LangChain / tool wrapper

Drop a permission check into any tool-calling framework as a pre-execution guard. The pattern below uses the HTTP API directly — substitute your framework's HTTP client:

openterms_tool.py
import requests

# Framework-agnostic guard — call this before executing any agent action
def openterms_guard(domain: str, action: str) -> dict:
    resp = requests.get(
        "https://openterms.com/api/v1/check",
        params={"domain": domain, "action": action},
        timeout=10,
    ).json()

    result = resp.get("result", "no_openterms_json")
    # During public alpha, no_openterms_json is normal — domain hasn't published yet
    return {
        "permitted": result == "allowed",
        "result": result,
        "domain": domain,
        "action": action,
    }

# Wire into your framework — example shows a generic tool-call pattern
# See the README for current usage examples with specific frameworks.
Framework function names: This section uses the direct HTTP API only. For framework-specific helper names (LangChain Tool class, CrewAI task wrappers, etc.), see the README for current usage examples.

CrewAI

crewai-openterms is an independent community package that provides CrewAI-compatible tools for the OpenTerms permission check API.

Install the package:

shell
$ pip install crewai-openterms

args_schema requirement: CrewAI tools must declare a Pydantic args_schema so the framework can validate inputs before invoking the tool. crewai-openterms ships with schemas pre-defined — pass your domain and action arguments to the tool call and the schema validation is handled automatically.

crewai_example.py
from crewai import Agent, Task, Crew
from crewai_openterms import OpenTermsCheckTool

# Instantiate the permission-check tool
check_tool = OpenTermsCheckTool()

# Wire it into a CrewAI agent as a pre-action guard
agent = Agent(
    role="Web Research Agent",
    goal="Check site permissions before scraping",
    backstory="Respects publisher terms before acting.",
    tools=[check_tool],
    verbose=True,
)

task = Task(
    description="Check whether scrape_data is permitted for example.com",
    expected_output="Permission result from OpenTerms API",
    agent=agent,
)

# The tool calls GET https://openterms.com/api/v1/check internally
crew = Crew(agents=[agent], tasks=[task])
result = crew.kickoff(
    inputs={"domain": "example.com", "action": "scrape_data"}
)
Registry records, not rulings: Returned permission values are registry records derived from machine-readable files.

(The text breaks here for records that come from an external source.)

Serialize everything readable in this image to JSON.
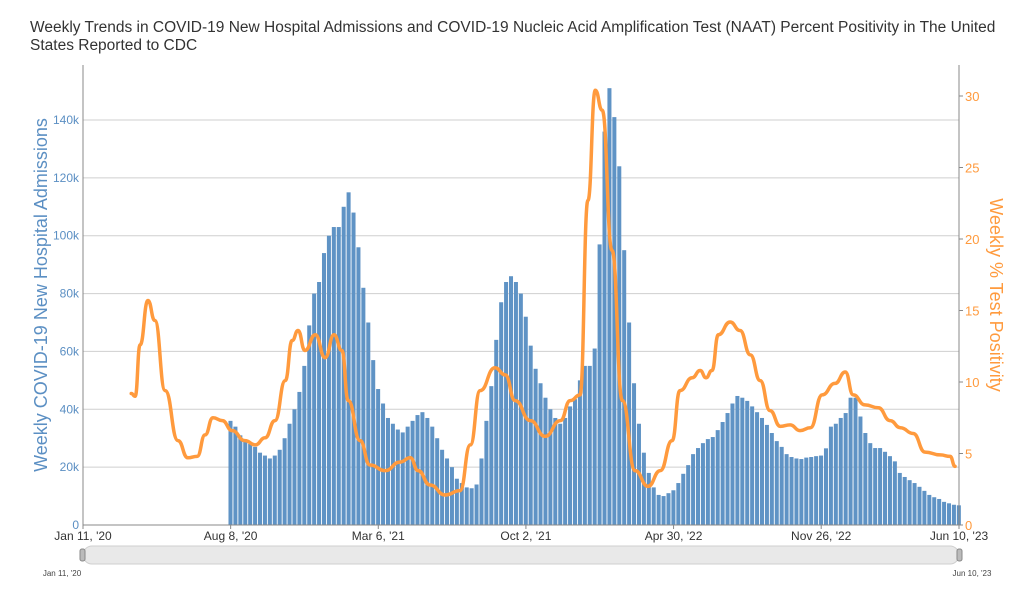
{
  "chart_data": {
    "type": "bar+line",
    "title": "Weekly Trends in COVID-19 New Hospital Admissions and COVID-19 Nucleic Acid Amplification Test (NAAT) Percent Positivity in The United States Reported to CDC",
    "ylabel": "Weekly COVID-19 New Hospital Admissions",
    "y2label": "Weekly % Test Positivity",
    "ylim": [
      0,
      150000
    ],
    "y2lim": [
      0,
      31.5
    ],
    "yticks": [
      "0",
      "20k",
      "40k",
      "60k",
      "80k",
      "100k",
      "120k",
      "140k"
    ],
    "y2ticks": [
      "0",
      "5",
      "10",
      "15",
      "20",
      "25",
      "30"
    ],
    "x_unit": "weeks since Jan 11, 2020",
    "xlim": [
      0,
      178
    ],
    "xticks": [
      {
        "label": "Jan 11, '20",
        "week": 0
      },
      {
        "label": "Aug 8, '20",
        "week": 30
      },
      {
        "label": "Mar 6, '21",
        "week": 60
      },
      {
        "label": "Oct 2, '21",
        "week": 90
      },
      {
        "label": "Apr 30, '22",
        "week": 120
      },
      {
        "label": "Nov 26, '22",
        "week": 150
      },
      {
        "label": "Jun 10, '23",
        "week": 178
      }
    ],
    "grid": true,
    "colors": {
      "bars": "#5f93c5",
      "line": "#ff9a3d",
      "left_axis": "#5b8fc3",
      "right_axis": "#ff9a3d"
    },
    "series": [
      {
        "name": "Weekly COVID-19 New Hospital Admissions (thousands)",
        "type": "bar",
        "start_week": 30,
        "values_thousands": [
          36,
          34,
          31,
          29,
          28,
          27,
          25,
          24,
          23,
          24,
          26,
          30,
          35,
          40,
          46,
          55,
          69,
          80,
          84,
          94,
          100,
          103,
          103,
          110,
          115,
          108,
          96,
          82,
          70,
          57,
          47,
          42,
          37,
          35,
          33,
          32,
          34,
          36,
          38,
          39,
          37,
          34,
          30,
          26,
          23,
          20,
          16,
          14.5,
          13,
          12.7,
          14,
          23,
          36,
          48,
          64,
          77,
          84,
          86,
          84,
          80,
          72,
          62,
          54,
          49,
          44,
          40,
          37,
          35,
          37,
          41,
          43.5,
          50,
          55,
          55,
          61,
          97,
          136,
          151,
          141,
          124,
          95,
          70,
          49,
          35,
          25,
          18,
          13,
          10.4,
          10,
          11,
          12,
          14.5,
          17.7,
          20.7,
          24.5,
          26.6,
          28.3,
          29.7,
          30.4,
          32.8,
          35.6,
          38.7,
          42,
          44.6,
          44,
          42.9,
          41,
          39,
          37,
          34.6,
          31.8,
          29,
          27,
          24.5,
          23.5,
          23,
          22.8,
          23.3,
          23.5,
          23.8,
          24,
          26.5,
          34,
          35,
          37,
          38.7,
          44,
          44,
          37.5,
          31.8,
          28.3,
          26.6,
          26.6,
          25.3,
          23.8,
          22,
          18,
          16.6,
          15.5,
          14.5,
          13.2,
          11.8,
          10.4,
          9.6,
          9,
          8,
          7.5,
          7,
          6.8
        ]
      },
      {
        "name": "Weekly % Test Positivity",
        "type": "line",
        "points": [
          [
            9.8,
            9.2
          ],
          [
            10.6,
            9
          ],
          [
            11.6,
            12.6
          ],
          [
            13.2,
            15.7
          ],
          [
            14.6,
            14.3
          ],
          [
            16.7,
            9.4
          ],
          [
            19.3,
            5.9
          ],
          [
            21.3,
            4.7
          ],
          [
            23.2,
            4.8
          ],
          [
            24.8,
            6.3
          ],
          [
            26.4,
            7.5
          ],
          [
            28.3,
            7.3
          ],
          [
            30.3,
            6.6
          ],
          [
            32.9,
            5.9
          ],
          [
            35,
            5.6
          ],
          [
            37,
            6.1
          ],
          [
            39,
            7.3
          ],
          [
            41.1,
            10.1
          ],
          [
            42.5,
            12.9
          ],
          [
            43.7,
            13.6
          ],
          [
            45.1,
            12.2
          ],
          [
            47.2,
            13.3
          ],
          [
            49.2,
            11.7
          ],
          [
            51,
            13.3
          ],
          [
            52.6,
            12.2
          ],
          [
            53.9,
            8.7
          ],
          [
            56.3,
            5.9
          ],
          [
            58.3,
            4.2
          ],
          [
            61.4,
            3.8
          ],
          [
            64.4,
            4.4
          ],
          [
            66.5,
            4.7
          ],
          [
            68.1,
            3.8
          ],
          [
            70.5,
            2.8
          ],
          [
            73.6,
            2.1
          ],
          [
            76.6,
            2.4
          ],
          [
            78.7,
            5.6
          ],
          [
            80.7,
            9.4
          ],
          [
            83.7,
            11
          ],
          [
            85.8,
            10.5
          ],
          [
            87.8,
            8.7
          ],
          [
            90.9,
            7.3
          ],
          [
            93.9,
            6.2
          ],
          [
            97,
            7.3
          ],
          [
            99,
            8.7
          ],
          [
            101,
            9.1
          ],
          [
            102.6,
            22.7
          ],
          [
            104.1,
            30.4
          ],
          [
            105.5,
            29
          ],
          [
            107.5,
            19.2
          ],
          [
            109.6,
            8.7
          ],
          [
            112.2,
            3.8
          ],
          [
            114.8,
            2.7
          ],
          [
            117.3,
            3.8
          ],
          [
            119.7,
            5.9
          ],
          [
            121.3,
            9.4
          ],
          [
            123.8,
            10.3
          ],
          [
            125.4,
            10.8
          ],
          [
            126.6,
            10.3
          ],
          [
            127.8,
            10.8
          ],
          [
            129.1,
            13.3
          ],
          [
            131.5,
            14.2
          ],
          [
            133.5,
            13.6
          ],
          [
            135.6,
            11.9
          ],
          [
            137.6,
            10.1
          ],
          [
            139.6,
            8
          ],
          [
            141.7,
            6.9
          ],
          [
            143.7,
            7
          ],
          [
            145.7,
            6.6
          ],
          [
            147.8,
            6.8
          ],
          [
            150.2,
            9.1
          ],
          [
            152.8,
            9.9
          ],
          [
            154.9,
            10.7
          ],
          [
            156.5,
            9.1
          ],
          [
            158.9,
            8.4
          ],
          [
            161.6,
            8.2
          ],
          [
            164,
            7.3
          ],
          [
            166.1,
            6.8
          ],
          [
            168.7,
            6.4
          ],
          [
            171.1,
            5.1
          ],
          [
            174.2,
            4.9
          ],
          [
            176.2,
            4.8
          ],
          [
            177.2,
            4.1
          ]
        ]
      }
    ],
    "range_slider": {
      "start_label": "Jan 11, '20",
      "end_label": "Jun 10, '23"
    }
  }
}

Treat them as one structured input to agent decision logic, not a substitute for review in regulated contexts.

PyPI: pypi.org/project/crewai-openterms — GitHub: github.com/jstibal/crewai-openterms

LangChain

langchain-openterms provides permission-aware tools for LangChain agents. Install the package:

shell
$ pip install langchain-openterms

# With openterms-py SDK (recommended — requires openterms-py>=0.3.1):
$ pip install "langchain-openterms[sdk]"

Three integration patterns ship in the package:

  • OpenTermsGuard — wraps any LangChain tool; blocks the wrapped tool unless the check returns allow
  • OpenTermsChecker — standalone tool an agent can call to check permissions
  • OpenTermsCallbackHandler — passive observer; logs permission checks without blocking (monitoring only)
langchain_guard_example.py
from langchain_openterms import OpenTermsGuard

# Wrap any LangChain tool — fail-closed by default
# from langchain_community.tools import BraveSearch
# search = BraveSearch.from_api_key(api_key="...", search_kwargs={"count": 3})
guarded_search = OpenTermsGuard(
    tool=search,
    action="read_content",
)

result = guarded_search.invoke("https://example.com/pricing")
if "blocked" in result.lower():
    print("Cannot proceed:", result)
else:
    print("Allowed:", result)
Registry records, not rulings: Returned permission values are registry records derived from machine-readable files. Treat them as one structured input to agent decision logic, not a substitute for review in regulated contexts.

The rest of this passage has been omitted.